The European Commission has concluded that the agreement by Statoil ASA (OSE: STL, NYSE: STO) to acquire 49 per cent of BP’s interest in Algeria’s In Salah dry gas project accords with European Union regulations. This brings the deal to its commercial closure.
Statoil and BP signed two purchase agreements in June – one covering In Salah and the other giving the group 50 per cent of BP’s holding in Algeria’s In Amenas gas condensate field.
Both contracts were approved in October by Sonatrach, the Algerian state oil and gas company, but the In Salah deal also had to be submitted to the European Commission for consideration. That assessment has concluded that the contract accords with EU regulations.
This agreement also requires the approval of the Algerian Ministry of Energy and Mines as the national oil and gas industry regulator.
Statoil and BP are to collaborate with Sonatrach over both In Salah and In Amenas.

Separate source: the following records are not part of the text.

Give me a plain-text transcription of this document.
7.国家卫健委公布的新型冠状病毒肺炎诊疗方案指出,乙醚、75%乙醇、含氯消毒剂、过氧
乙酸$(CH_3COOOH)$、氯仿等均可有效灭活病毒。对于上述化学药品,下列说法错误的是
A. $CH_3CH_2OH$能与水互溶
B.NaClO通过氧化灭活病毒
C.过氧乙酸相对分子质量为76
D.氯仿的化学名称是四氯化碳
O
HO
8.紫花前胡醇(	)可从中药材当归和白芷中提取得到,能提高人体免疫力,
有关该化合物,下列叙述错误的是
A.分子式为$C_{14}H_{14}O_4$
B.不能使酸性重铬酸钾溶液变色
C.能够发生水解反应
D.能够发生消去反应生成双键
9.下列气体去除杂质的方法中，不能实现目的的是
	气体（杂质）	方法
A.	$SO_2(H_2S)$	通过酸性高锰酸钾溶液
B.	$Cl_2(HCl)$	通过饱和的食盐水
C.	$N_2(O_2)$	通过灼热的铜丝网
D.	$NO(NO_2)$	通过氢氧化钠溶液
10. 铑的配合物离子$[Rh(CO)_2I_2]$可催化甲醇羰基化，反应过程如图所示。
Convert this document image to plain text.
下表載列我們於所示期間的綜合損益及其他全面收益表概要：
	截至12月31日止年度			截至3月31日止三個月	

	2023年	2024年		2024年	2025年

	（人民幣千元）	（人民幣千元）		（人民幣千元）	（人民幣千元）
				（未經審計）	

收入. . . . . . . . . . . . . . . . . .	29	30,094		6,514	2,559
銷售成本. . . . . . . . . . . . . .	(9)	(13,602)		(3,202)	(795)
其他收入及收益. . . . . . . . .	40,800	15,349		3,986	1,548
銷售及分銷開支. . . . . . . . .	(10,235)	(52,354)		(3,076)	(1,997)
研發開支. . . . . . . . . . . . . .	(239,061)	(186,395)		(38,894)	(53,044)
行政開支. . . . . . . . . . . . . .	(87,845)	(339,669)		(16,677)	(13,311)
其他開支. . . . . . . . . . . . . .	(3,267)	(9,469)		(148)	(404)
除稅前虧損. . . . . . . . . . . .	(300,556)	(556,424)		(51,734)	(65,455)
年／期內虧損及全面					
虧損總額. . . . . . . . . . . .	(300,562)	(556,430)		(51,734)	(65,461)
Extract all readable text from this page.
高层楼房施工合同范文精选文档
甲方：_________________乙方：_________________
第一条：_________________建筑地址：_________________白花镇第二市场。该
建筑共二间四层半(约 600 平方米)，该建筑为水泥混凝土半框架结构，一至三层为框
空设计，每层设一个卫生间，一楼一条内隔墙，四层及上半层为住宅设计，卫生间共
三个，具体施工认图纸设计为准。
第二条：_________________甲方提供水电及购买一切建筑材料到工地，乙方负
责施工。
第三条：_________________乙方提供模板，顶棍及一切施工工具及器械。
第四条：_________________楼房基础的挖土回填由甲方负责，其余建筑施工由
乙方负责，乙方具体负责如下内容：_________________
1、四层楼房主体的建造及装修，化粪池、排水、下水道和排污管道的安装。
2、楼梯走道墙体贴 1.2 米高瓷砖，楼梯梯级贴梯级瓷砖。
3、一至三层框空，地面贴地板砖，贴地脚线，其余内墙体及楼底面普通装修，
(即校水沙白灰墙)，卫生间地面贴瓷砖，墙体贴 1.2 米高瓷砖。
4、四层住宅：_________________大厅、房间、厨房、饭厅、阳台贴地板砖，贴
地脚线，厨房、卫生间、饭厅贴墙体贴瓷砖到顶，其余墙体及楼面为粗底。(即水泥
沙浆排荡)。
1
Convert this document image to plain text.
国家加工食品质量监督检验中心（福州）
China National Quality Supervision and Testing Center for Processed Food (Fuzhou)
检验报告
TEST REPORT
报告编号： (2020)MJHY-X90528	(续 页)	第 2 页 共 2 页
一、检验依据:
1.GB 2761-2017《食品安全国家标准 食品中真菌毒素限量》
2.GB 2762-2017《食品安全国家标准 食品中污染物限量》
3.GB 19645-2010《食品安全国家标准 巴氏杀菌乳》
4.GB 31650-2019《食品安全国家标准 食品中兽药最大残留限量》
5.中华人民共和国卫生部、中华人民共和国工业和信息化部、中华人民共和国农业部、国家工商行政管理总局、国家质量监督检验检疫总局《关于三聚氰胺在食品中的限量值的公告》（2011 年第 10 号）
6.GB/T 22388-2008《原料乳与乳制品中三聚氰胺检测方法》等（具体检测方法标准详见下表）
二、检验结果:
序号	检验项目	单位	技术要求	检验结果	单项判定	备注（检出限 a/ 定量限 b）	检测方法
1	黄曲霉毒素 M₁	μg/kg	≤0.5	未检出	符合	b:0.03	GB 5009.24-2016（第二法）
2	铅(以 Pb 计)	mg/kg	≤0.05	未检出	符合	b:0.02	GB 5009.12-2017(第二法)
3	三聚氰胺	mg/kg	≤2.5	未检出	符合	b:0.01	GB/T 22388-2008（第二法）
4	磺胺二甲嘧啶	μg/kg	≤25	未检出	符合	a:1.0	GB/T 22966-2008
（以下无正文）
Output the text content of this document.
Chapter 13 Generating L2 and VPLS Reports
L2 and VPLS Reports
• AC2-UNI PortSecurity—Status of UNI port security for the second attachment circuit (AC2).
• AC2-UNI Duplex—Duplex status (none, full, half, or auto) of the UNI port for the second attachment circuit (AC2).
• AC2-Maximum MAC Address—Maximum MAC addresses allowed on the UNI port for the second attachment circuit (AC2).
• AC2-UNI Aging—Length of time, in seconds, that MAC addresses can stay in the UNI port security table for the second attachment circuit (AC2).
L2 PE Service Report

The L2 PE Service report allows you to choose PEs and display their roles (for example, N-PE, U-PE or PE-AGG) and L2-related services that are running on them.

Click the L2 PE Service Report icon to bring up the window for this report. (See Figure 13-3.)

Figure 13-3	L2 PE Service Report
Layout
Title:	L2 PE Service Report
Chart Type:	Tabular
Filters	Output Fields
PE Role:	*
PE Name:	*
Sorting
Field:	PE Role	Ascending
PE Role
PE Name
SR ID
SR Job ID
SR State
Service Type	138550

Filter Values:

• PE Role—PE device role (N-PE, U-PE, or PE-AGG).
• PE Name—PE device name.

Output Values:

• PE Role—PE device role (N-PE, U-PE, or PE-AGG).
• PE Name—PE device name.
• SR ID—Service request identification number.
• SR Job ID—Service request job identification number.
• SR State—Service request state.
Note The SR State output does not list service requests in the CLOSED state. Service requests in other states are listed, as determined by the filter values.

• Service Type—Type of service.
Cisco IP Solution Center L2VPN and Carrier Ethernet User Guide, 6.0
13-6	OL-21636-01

Totalling USD 740 million for the interests in both projects, the purchase price was paid in October for In Amenas and December for In Salah.
Statoil will hold 31.85 per cent of the revenue sharing contract for In Salah, and 50 per cent of the production sharing agreement covering In Amenas.
The agreement marks the group’s entry to the Algerian market, and will provide an important platform for future growth in this country.
Statoil’s gross (equity) share of reserves in the two fields is estimated at 944 million barrels of oil equivalent. This corresponds to 300-400 million barrels of oil equivalent in net (entitlement) reserves.